- The LaST Upgrade -

32MHz STE BOOSTER V1

Fitting Guide by Jonathan Whiteside

July 30, 2016 - Last updated August 3, 2016

 

The tools. I used a fairly standard set of small side cutters, temp controlled soldering iron, small forceps (For removing the old PLCC pins), flux, desolder braid, plastic levers (iPhone screen removal tools) and a large eraser. More on that later.

One thing that isn't visible is the illuminated hands free magnifer, which is essential for the fine soldering.

Total work time for this was about 4-5 hours for me, bearing in mind the TOS switcher had already been installed, and I had already preassembled the booster. Personally, I'd do the TOS switcher first and make sure it works before you move on to the booster.

 

Starting PLCC removal using the pin method suggested by exxos in his instructions. It works, so use it.

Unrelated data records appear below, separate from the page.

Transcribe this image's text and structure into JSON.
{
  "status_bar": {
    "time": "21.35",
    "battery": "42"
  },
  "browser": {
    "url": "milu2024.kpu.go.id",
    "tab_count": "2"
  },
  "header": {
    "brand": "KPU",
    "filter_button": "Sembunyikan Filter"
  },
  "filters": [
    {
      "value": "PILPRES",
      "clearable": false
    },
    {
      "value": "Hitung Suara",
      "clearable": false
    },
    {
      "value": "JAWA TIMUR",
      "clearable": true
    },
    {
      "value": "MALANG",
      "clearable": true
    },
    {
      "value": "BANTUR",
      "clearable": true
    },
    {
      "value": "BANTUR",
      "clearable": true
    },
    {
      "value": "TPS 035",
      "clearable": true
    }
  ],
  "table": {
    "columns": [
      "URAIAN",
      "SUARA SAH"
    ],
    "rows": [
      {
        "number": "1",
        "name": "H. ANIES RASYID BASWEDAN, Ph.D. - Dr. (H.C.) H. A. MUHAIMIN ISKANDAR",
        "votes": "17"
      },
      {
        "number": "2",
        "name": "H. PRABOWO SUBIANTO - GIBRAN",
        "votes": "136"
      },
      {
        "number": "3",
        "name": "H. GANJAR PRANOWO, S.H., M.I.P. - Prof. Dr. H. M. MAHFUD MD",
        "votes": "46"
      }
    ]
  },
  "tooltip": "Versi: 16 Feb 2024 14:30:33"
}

All pins lifted. Again, the instructions from exxos worked up to this point. I tried lifting the socket after snipping the leads, but no movement at all.

 

Since the socket wouldn't lift, I decided to cut it into smaller pieces as per exxos. This is the first 'Gotcha' for me. The socket didn't cut into smaller chunks, it disintergated into small pieces leaving this very tough baseplate behind.

This is where you MUST use plastic tools, or you'll destroy the tracks on your mainboard. This is where the 2 blue plastic levers came in. I had to trim the pins a second time, then work my way around the edge with the levers to lift the baseplate.

 

It's desolderin time!! Baseplate off, pins ready to desolder.

 

Follow the instructions by exxos for this part.

TIP:- I used small forceps with serrated jaws for manipulating the pins, as they were easier to handle than the needle nosed pliers I own, which lost grip as the jaws were not serrated. exxos has already mentioned the "Gotcha" around the power pins, take your time, they do take longer to desolder.

 

This shot is all pins removed, but solder is still present in the thru holes. Again, the PLCC removal guide by exxos is good up to here.

TIP:- TAKE YOUR TIME, rushing will just hurt your chances of a good job.

 

My next TIP comes here, cleaning the solder from the thru holes. I used 1.5 mm solder wick, and rather than put flux on the board, my flux was quite thin, so I DIPPED the wick into the flux. Get your soldering iron right in the middle of the hole, and on top of the wick. Be paitient, it takes a second or two, but the solder will melt, and the flux in the wick will help it flow, and you'll see the wick turn silver. Don't be tempted to re use wick, it won't work, just regularly trim the used parts away and discard.

TIP:- If a hole doesn't clear of solder right away, move on so that you are not constantly heating the same part of the board, which can damage the tracks and vias.

 

All cleaned up! I had a few holes that half cleared, the TIP here is to refill the holes with fresh solder, then use the wick again to empty them. Hold the board up to the light to confirm they're clear.

 

After trimming the pin strips, I dropped them in to the mainboard as a trial run.

 

TIP:- Here is where the eraser comes in.Put 2 of the inner pin strips into the booster board, then push the whole thing into the eraser, making sure the pins are well aligned. Solder the 2 end pins of each strip. Repeat until all of the pin strips are held in by just 2 solder joints at each end, as this will give you a little wiggle of the pins so you can get them into the mainboard.

 

Insert the booster, and hold it in place with tape or blu-tac, and solder just 4 of the outside row of pins at the ends.

TIP:- good alignment is critical here, before you move on to soldering the rest of the pins, so just soldering a few will give you a chance to wiggle things around. When you're happy it's all in a good position, solder the rest of the pins on the mainboard side, then the rest on the booster side.

 

All soldered in, awaiting final wiring.

 

Wired up to run at 8 Mhz.

All wiring completed, with a switch for 8/32 Mhz and Tos 1.62/2.06. Just need to mod the case for the switches.

Just to the left of the yellow clip, you can see the 1.44 Mb fdd mod, also from exxos, that I installed at an earlier date.

 

Booting up to TOS 2.06 at 8 Mhz

 

Booting with TOS206 with 32MHz enabled.